➡ Vu au cinéma Caméo des Grignoux - Sortie du film 06 juin 2018
Signe(s) particulier(s) :
– le titre original du film "Hva Vil Folk Si" signifie en urdu "Que Vont Dire les Gens", en référence à la culture pakistanaise dont elle est issue, obsédée par l’avis des autres, la tradition et le devoir de l’honneur ;
– le film s’inspire directement du parcours de la réalisatrice qui, à l’instar de son héroïne, a été kidnappé par ses parents pour être envoyée au Pakistan à l’âge de quatorze ans...

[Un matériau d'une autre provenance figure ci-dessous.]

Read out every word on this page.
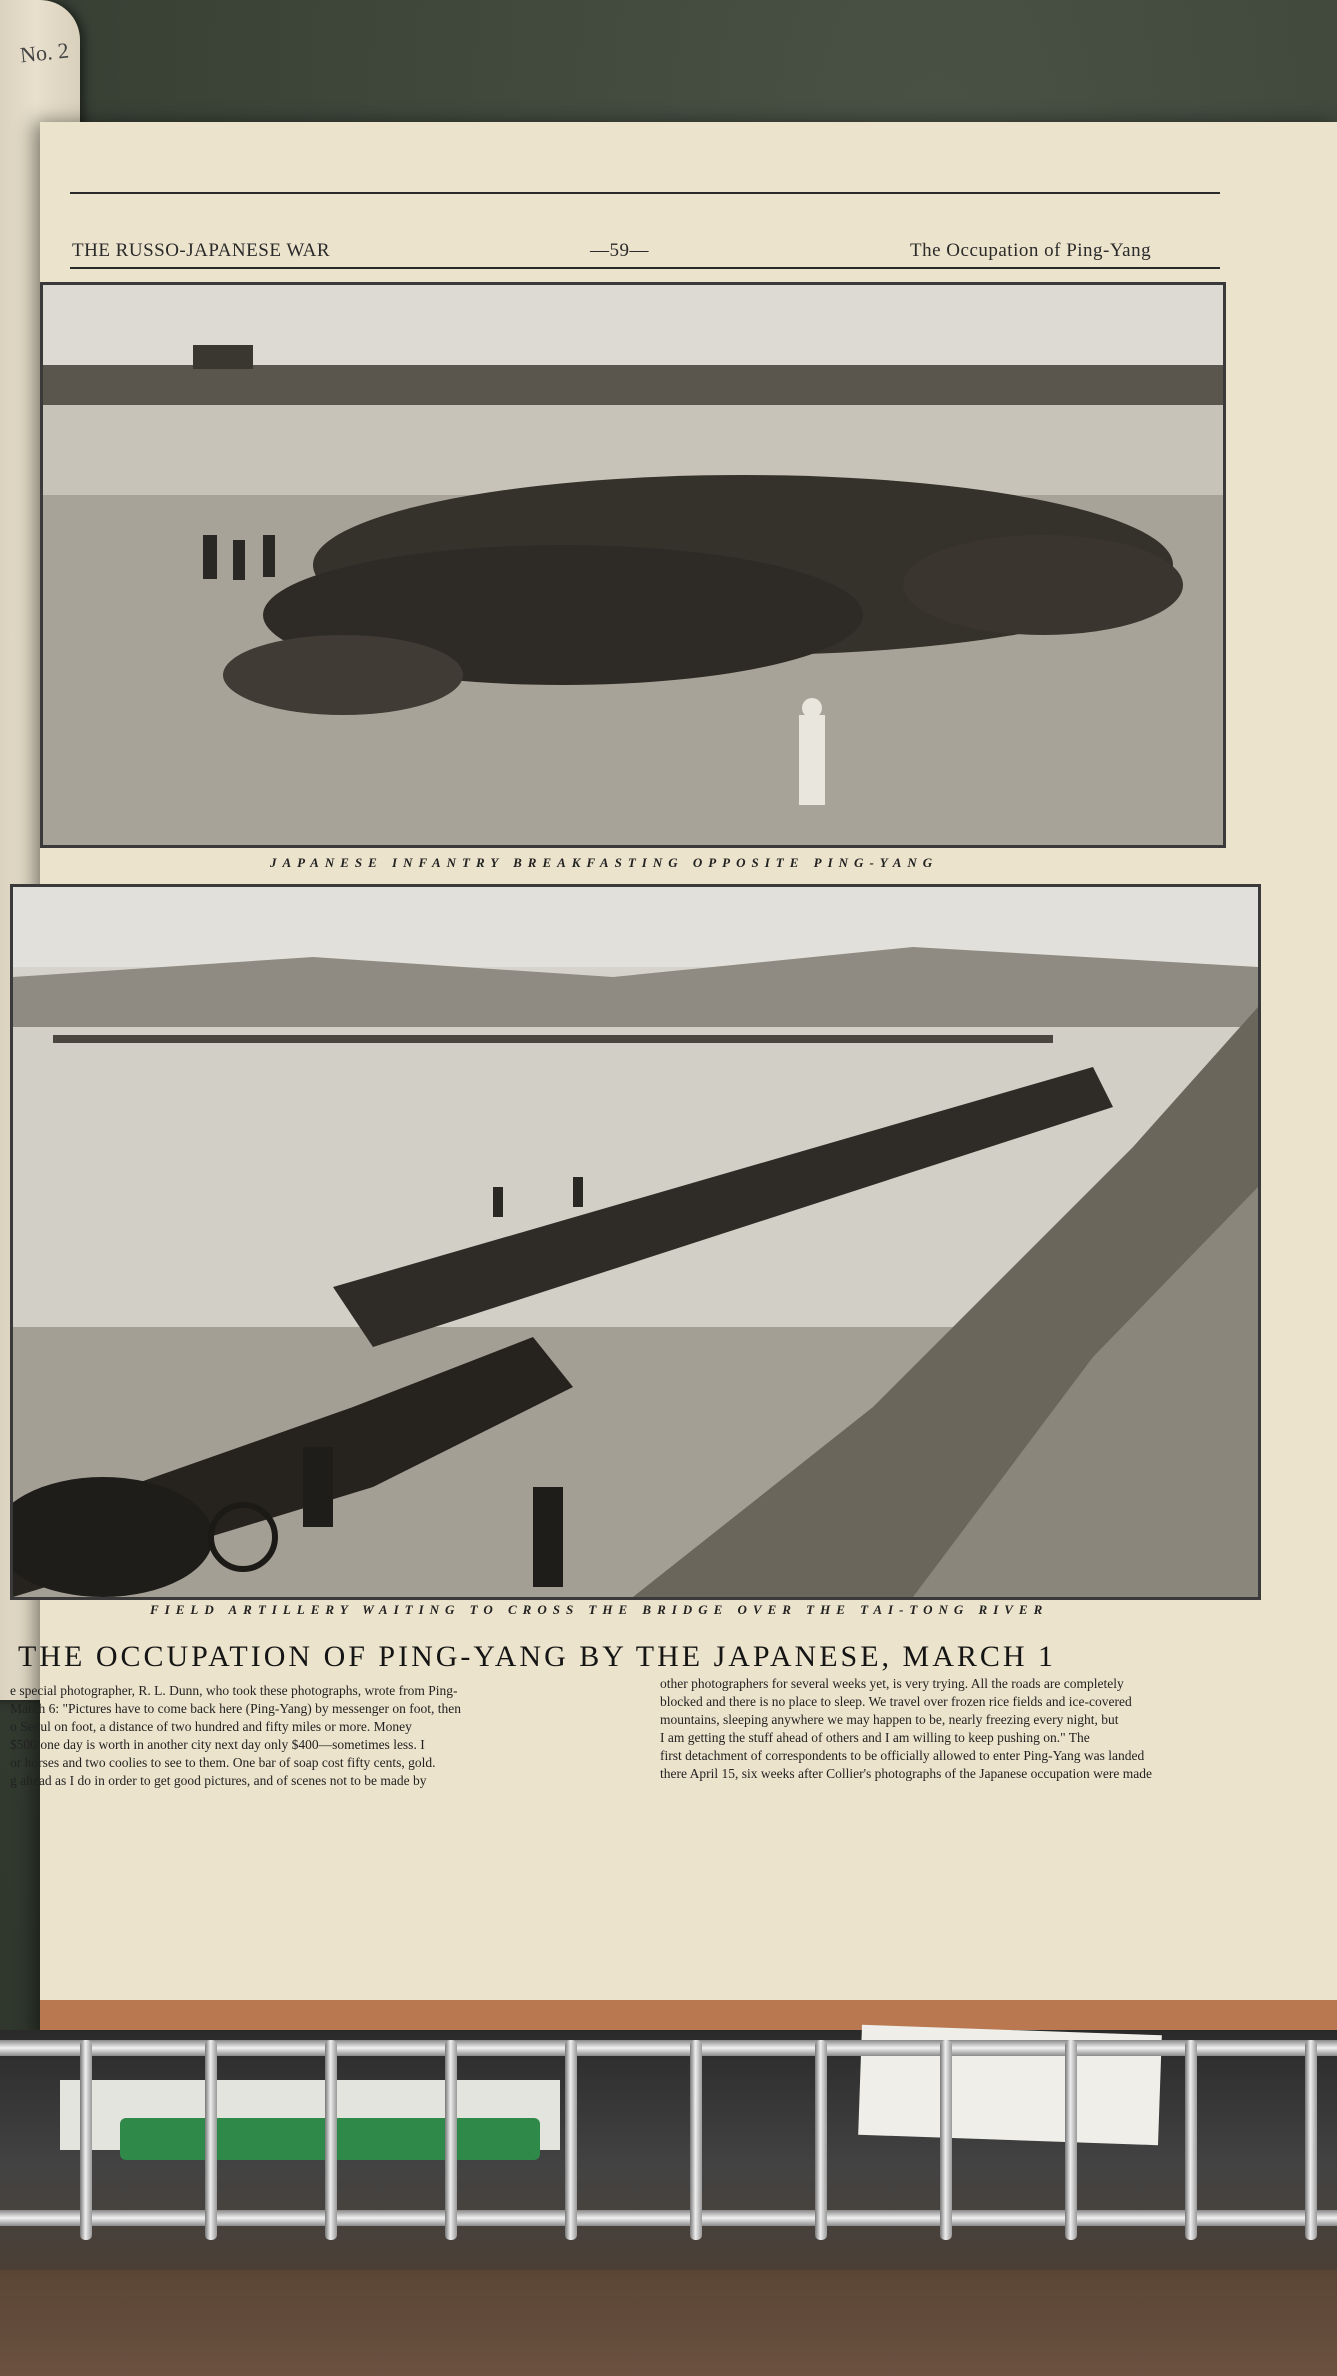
No. 2
THE RUSSO-JAPANESE WAR	—59—	The Occupation of Ping-Yang
JAPANESE INFANTRY BREAKFASTING OPPOSITE PING-YANG
FIELD ARTILLERY WAITING TO CROSS THE BRIDGE OVER THE TAI-TONG RIVER
e special photographer, R. L. Dunn, who took these photographs, wrote from Ping-
March 6: "Pictures have to come back here (Ping-Yang) by messenger on foot, then
o Seoul on foot, a distance of two hundred and fifty miles or more. Money
$500 one day is worth in another city next day only $400—sometimes less. I
or horses and two coolies to see to them. One bar of soap cost fifty cents, gold.
g ahead as I do in order to get good pictures, and of scenes not to be made by
other photographers for several weeks yet, is very trying. All the roads are completely
blocked and there is no place to sleep. We travel over frozen rice fields and ice-covered
mountains, sleeping anywhere we may happen to be, nearly freezing every night, but
I am getting the stuff ahead of others and I am willing to keep pushing on." The
first detachment of correspondents to be officially allowed to enter Ping-Yang was landed
there April 15, six weeks after Collier's photographs of the Japanese occupation were made
THE OCCUPATION OF PING-YANG BY THE JAPANESE, MARCH 1
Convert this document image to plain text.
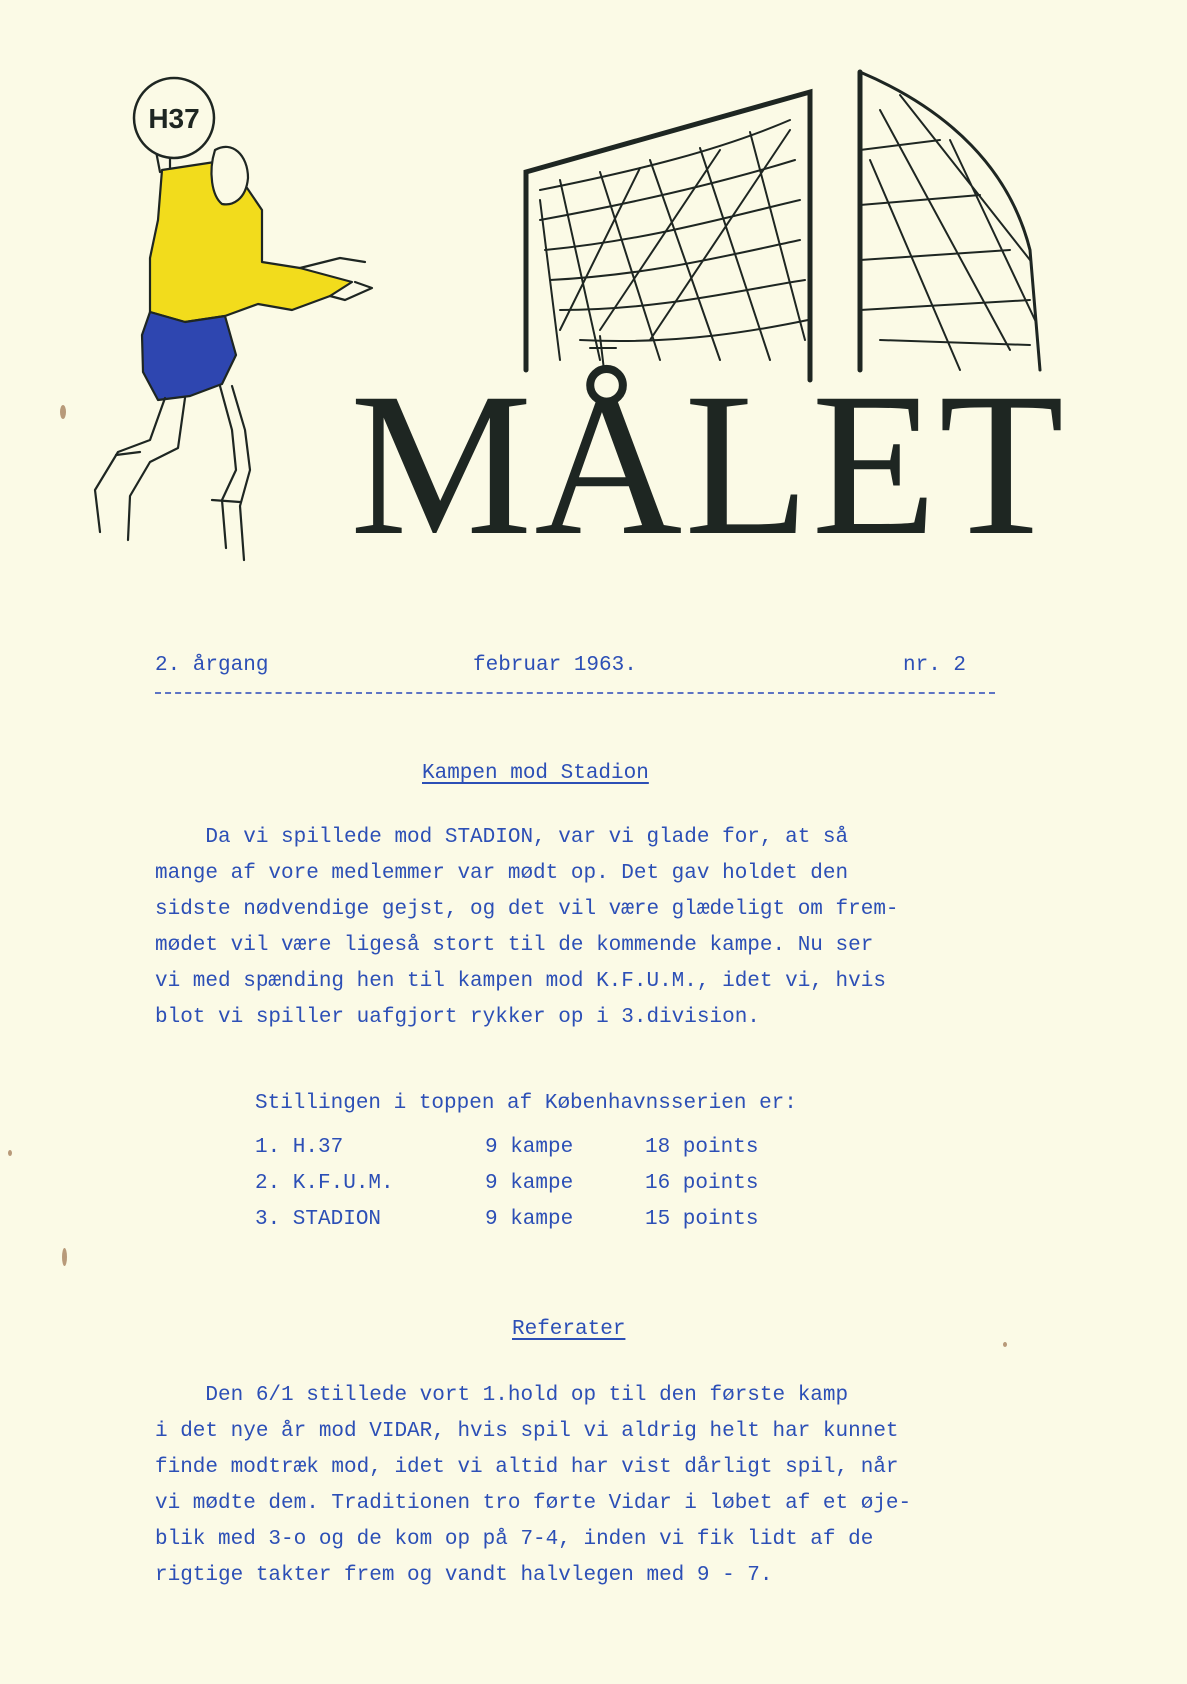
H37
MÅLET
2. årgang	februar 1963.	nr. 2
Kampen mod Stadion

Da vi spillede mod STADION, var vi glade for, at så

mange af vore medlemmer var mødt op. Det gav holdet den

sidste nødvendige gejst, og det vil være glædeligt om frem-

mødet vil være ligeså stort til de kommende kampe. Nu ser

vi med spænding hen til kampen mod K.F.U.M., idet vi, hvis

blot vi spiller uafgjort rykker op i 3.division.

Stillingen i toppen af Københavnsserien er:
1. H.37	9 kampe	18 points
2. K.F.U.M.	9 kampe	16 points
3. STADION	9 kampe	15 points
Referater

Den 6/1 stillede vort 1.hold op til den første kamp

i det nye år mod VIDAR, hvis spil vi aldrig helt har kunnet

finde modtræk mod, idet vi altid har vist dårligt spil, når

vi mødte dem. Traditionen tro førte Vidar i løbet af et øje-

blik med 3-o og de kom op på 7-4, inden vi fik lidt af de

rigtige takter frem og vandt halvlegen med 9 - 7.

Résumé : Nisha est une jeune fille de seize ans qui mène une double vie. À la maison avec sa famille, elle est la parfaite petite fille pakistanaise. Dehors, avec ses amis, c’est une adolescente norvégienne ordinaire. Lorsque son père la surprend dans sa chambre avec son petit ami norvégien, la vie de Nisha dérape.
La critique
Difficile d’imaginer qu’une telle histoire est inspirée de faits réels. Pourtant, la réalisatrice norvégienne Iram Haq raconte ici son histoire, au travers de celle de Nisha, une jeune Norvégienne d’origine pakistanaise, vivant dans la banlieue d’Oslo, dans une famille très à cheval sur les traditions. Partageant les exigences de sa culture lorsqu’elle est à la maison, Nisha se conduit alors comme une fille ordinaire, de son âge, une fois à l’extérieur, avec ses amis. Mais tout son petit monde est terrassé le jour où son père la découvre en cachette dans sa chambre avec son petit copain... De fil en aiguille, son père l’enverra de force dans sa propre famille au Pakistan, afin de lui apprendre les bonnes manières, et de ne plus trahir sa famille, désormais en proie aux regards des autres, dans une culture très sensible à l’image, et à l’honneur envers ses origines.
"What Will People Say" est un film à la fois éprouvant et lumineux. Éprouvant, tout d’abord, dans le sens où ce récit met le doigt sur le dilemme qui anime depuis la nuit des temps le poids des traditions dans un monde en perpétuel changement, en quête d’identité, et de liberté. Entre les questions pertinentes et nécessaires qu’il soulève, le film nous montre la dure réalité dont sont victimes d’innombrables individus, nés dans une famille autoritaire, mais élevés dans une société totalement différente. Dès lors, il illustre avec force deux générations qui s’affrontent sur une vision différente d’un même monde. Dans sa description de la situation, Iram Haq n’hésite pas à montrer l’humain dans ses pires retranchements face à ses peurs et offenses les plus extrêmes. En résulte des moments entre père et fille qui peuvent paraître difficile, mais aussi bien pour l’un que pour l’autre, car tout n’est pas aussi simple que ça en a l’air...
À ne pas se méprendre, c’est aussi un film lumineux. En effet, l’une de ses autres forces, c’est de ne pas diaboliser le personnage du père, mais plutôt d’ouvrir, lentement mais surement, le dialogue, même si ce n’est que par le regard. En faisant prendre conscience au personnage du père de sa part de responsabilité dans cette situation, la réalisatrice exorcise ici en quelque sorte celle qu’elle a entretenue avec son propre père, qu’elle n’a revu que peu avant sa mort. Et puis, la scène finale, assez symbolique, nous permet de comprendre énormément de choses sur la vie qui attend Nisha, et des possibilités qui lui sont offertes.
Ce drame n’est pas du genre à laisser le spectateur indifférent, tant il porte en lui une signature authentique, et surtout une histoire poignante. Mais dommage que certaines parties fictives du récit tendent à mettre (injustement) encore plus de bâtons dans les rues de son héroïne, appuyant dès lors son malheur à son paroxysme, et son image de monstre aux yeux de sa famille, ce qu’elle n’est évidemment pas.